Klaudia's performance is good-naturedly campy, and she gives the
film a much-needed shot of irreverence - a good thing too, as it
would have been hard to take anyone with breasts as bouncy as Klaudia's
seriously as a dramatic actress.
On the other
hand there's Ana Capri, who is impossible not to take seriously.
Capri having sex suggests a martyr saint practicing intense, self-inflicted
repentance - knowingly and repeatedly immolating her body in a sensual
hell of her own making.

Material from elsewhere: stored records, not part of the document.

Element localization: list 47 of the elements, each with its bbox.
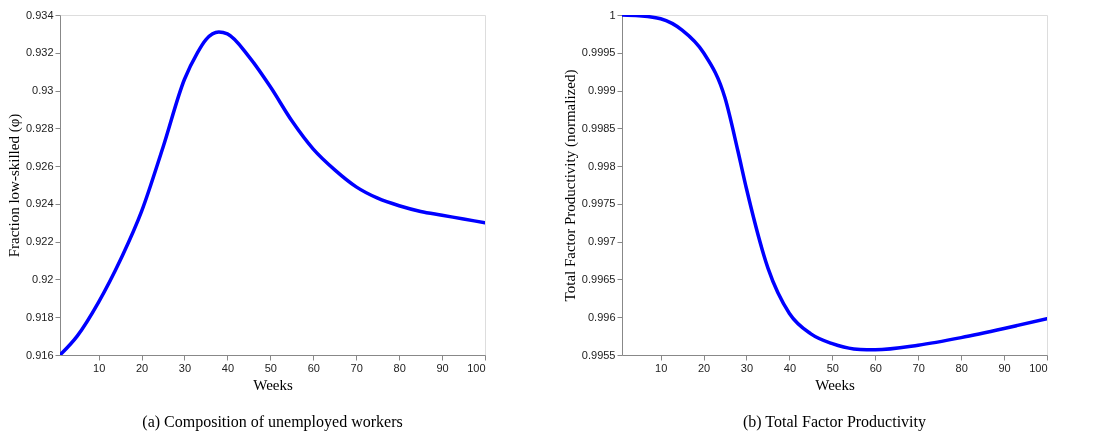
x-tick-label: 10 [93, 361, 106, 374]
y-tick-label: 0.926 [25, 159, 54, 172]
y-axis-title: Total Factor Productivity (normalized) [561, 69, 579, 302]
y-tick-label: 0.922 [25, 235, 54, 248]
x-tick-label: 20 [697, 361, 711, 374]
y-tick-label: 0.924 [25, 197, 54, 210]
x-tick-label: 40 [221, 361, 235, 374]
y-tick-label: 0.928 [25, 121, 54, 134]
x-tick-label: 50 [826, 361, 839, 374]
x-tick-label: 90 [998, 361, 1011, 374]
x-tick-label: 30 [178, 361, 192, 374]
x-tick-label: 60 [307, 361, 320, 374]
x-tick-label: 40 [783, 361, 797, 374]
x-tick-label: 80 [393, 361, 406, 374]
y-tick-label: 0.9995 [581, 46, 616, 59]
x-tick-label: 100 [467, 361, 486, 374]
text: (a) Composition of unemployed workers [142, 413, 403, 431]
x-tick-label: 30 [740, 361, 754, 374]
y-tick-label: 0.9955 [581, 348, 616, 361]
y-axis-title: Fraction low-skilled (φ) [5, 113, 23, 258]
y-tick-label: 0.998 [587, 159, 616, 172]
y-tick-label: 0.93 [32, 84, 54, 97]
y-tick-label: 0.934 [25, 8, 54, 21]
y-tick-label: 0.918 [25, 310, 54, 323]
y-tick-label: 0.999 [587, 84, 616, 97]
x-tick-label: 100 [1029, 361, 1048, 374]
x-tick-label: 80 [955, 361, 968, 374]
x-tick-label: 70 [350, 361, 363, 374]
y-tick-label: 0.997 [587, 235, 616, 248]
x-tick-label: 20 [135, 361, 149, 374]
x-tick-label: 90 [436, 361, 449, 374]
y-tick-label: 0.9965 [581, 272, 616, 285]
line-series [622, 15, 1047, 352]
y-tick-label: 0.9985 [581, 121, 616, 134]
y-tick-label: 0.9975 [581, 197, 616, 210]
x-tick-label: 60 [869, 361, 882, 374]
x-axis-title: Weeks [815, 376, 855, 393]
y-tick-label: 0.916 [25, 348, 54, 361]
x-tick-label: 10 [655, 361, 668, 374]
y-tick-label: 0.996 [587, 310, 616, 323]
y-tick-label: 1 [609, 8, 616, 21]
y-tick-label: 0.932 [25, 46, 54, 59]
y-tick-label: 0.92 [32, 272, 54, 285]
x-tick-label: 70 [912, 361, 925, 374]
x-axis-title: Weeks [253, 376, 293, 393]
text: (b) Total Factor Productivity [743, 413, 926, 431]
x-tick-label: 50 [264, 361, 277, 374]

Men surround her, they press close to her,
they commit all kinds of lascivious acts on her wet and helpless
body, and her only reaction to what they do is raise her eyes heavenwards.

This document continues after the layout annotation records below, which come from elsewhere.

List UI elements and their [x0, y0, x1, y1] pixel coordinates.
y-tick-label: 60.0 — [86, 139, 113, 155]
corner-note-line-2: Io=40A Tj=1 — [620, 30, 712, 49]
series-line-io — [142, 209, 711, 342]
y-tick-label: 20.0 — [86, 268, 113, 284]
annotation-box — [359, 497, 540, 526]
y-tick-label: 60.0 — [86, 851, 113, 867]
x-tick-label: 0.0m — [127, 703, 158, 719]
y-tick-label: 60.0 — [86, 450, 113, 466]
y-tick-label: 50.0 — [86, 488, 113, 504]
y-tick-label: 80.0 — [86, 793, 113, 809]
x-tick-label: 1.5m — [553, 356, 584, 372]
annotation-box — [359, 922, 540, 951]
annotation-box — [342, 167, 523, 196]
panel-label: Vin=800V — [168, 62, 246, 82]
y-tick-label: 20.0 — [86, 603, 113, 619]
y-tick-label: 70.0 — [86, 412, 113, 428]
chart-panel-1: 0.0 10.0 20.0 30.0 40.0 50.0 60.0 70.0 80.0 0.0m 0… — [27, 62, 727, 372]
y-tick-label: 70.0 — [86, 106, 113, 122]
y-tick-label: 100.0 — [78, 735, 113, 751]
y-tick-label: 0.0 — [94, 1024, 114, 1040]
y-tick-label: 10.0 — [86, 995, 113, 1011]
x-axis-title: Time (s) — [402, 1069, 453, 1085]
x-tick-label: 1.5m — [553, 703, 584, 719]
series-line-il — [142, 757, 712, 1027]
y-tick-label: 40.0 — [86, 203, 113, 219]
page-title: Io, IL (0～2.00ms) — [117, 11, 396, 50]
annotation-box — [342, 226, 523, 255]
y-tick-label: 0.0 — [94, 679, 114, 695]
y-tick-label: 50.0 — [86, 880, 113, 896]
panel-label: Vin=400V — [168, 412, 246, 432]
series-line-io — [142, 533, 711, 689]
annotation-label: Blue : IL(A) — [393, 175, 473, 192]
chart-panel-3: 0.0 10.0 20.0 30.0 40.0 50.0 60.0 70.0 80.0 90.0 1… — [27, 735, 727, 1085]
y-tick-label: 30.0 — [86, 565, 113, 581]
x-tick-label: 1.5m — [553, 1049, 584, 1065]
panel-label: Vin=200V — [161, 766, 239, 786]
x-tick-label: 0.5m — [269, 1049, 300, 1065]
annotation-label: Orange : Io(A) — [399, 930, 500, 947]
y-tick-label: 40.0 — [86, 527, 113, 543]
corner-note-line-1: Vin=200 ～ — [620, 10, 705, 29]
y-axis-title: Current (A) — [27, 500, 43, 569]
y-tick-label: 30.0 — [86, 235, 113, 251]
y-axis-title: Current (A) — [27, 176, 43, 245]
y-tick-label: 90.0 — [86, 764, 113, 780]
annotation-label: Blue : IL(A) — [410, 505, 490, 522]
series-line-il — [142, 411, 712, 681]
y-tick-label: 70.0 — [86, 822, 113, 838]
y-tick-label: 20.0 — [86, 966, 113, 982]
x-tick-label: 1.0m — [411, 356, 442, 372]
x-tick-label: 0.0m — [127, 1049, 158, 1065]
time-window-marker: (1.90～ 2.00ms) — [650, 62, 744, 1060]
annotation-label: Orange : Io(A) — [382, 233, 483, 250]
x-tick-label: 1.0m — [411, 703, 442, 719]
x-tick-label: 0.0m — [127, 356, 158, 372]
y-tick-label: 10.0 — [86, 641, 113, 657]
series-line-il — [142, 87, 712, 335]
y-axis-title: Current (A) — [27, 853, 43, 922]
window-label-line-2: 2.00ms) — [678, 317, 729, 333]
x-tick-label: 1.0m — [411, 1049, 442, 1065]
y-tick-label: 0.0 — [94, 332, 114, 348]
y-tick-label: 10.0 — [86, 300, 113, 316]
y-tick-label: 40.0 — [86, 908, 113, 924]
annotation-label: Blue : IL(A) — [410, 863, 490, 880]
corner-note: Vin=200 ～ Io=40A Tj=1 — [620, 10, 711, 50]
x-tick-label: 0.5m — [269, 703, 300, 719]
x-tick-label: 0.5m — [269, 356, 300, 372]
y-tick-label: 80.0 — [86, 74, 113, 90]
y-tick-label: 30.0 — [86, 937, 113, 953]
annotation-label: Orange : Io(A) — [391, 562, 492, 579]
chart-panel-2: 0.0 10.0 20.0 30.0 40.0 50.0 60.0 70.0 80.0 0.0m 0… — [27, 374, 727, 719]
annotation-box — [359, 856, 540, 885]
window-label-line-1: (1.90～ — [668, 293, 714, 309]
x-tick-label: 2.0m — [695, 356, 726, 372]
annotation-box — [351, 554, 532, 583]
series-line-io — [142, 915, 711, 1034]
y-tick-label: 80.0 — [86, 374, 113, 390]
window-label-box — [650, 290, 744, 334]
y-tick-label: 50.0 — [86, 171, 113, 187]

Capri seems to be that rare softcore porn starlet who can really
act - her intelligent performance in last year's Pila Balde (Fetch
A Pail Of Water) held that film together, while her performance
in Paraiso ni Efren (Efren's Paradise) was the only thing in that
picture worth watching. The film is much too talky. The narrator-protagonist
who speaks to us throughout most of the film is the worse offender
- he plasters the montages of otherwise effective sex with pseudo-poetic
philosophical musings, and talks on and on and on, long past the
point when the film should have ended. Some of the characters -
the daughter who leaves her mother, for one - are not very credible;
given the chance to speak, the girl's condemnation of her mother
(who forced her into prostitution) is too eloquent, too consciously
poetic. If Lino Brocka directed that scene, the language would have
been simpler, cruder; the drama of the moment would have come from
the girl's performance, not from any flowery figures of speech.
Toro is actually
only the latest in what has become a sub-genre of the Filipino sex
flicks, and it's instructive comparing this to what has been done
before. The picture doesn't quite achieve the intense authenticity
of Tikoy Aguiluz's Boatman - possibly the definitive work on the
subject (Aguiluz started out as a documentary filmmaker); it does,
however, look better than Chito Rono's recent Curacha - which was
more an overproduced fantasia on toreros than anything you could
possibly take seriously, much less like. Overall, a commendable,
if highly flawed effort - you can see Reyes wants to stretch a few
muscles; you hope he will be able to stretch them a little further,
the next time around.
Footnote:
At press time, Toro still has no release date - mainly because its
studio (Regal Films) is hesitant to show it in these newly conservative
times. This is the real obscenity - that a serious and earnest attempt
at exploration like Toro should be shelved, because a few of the
sexually constipated have cried "Foul!" Toro has already been invited
to the Berlin International Film Festival (Panorama section, but
still...); it would be ironic if German audiences are able to decide
on the merit of Reyes's attempt before the general Filipino audience
ever get a chance to see the film - intact and uncut - for themselves.
Note: Businessworld,
January 28, 2000. The article also appears in Noel Vera's Critic
After Dark: A Review Of Philippine Cinema (BigO Books).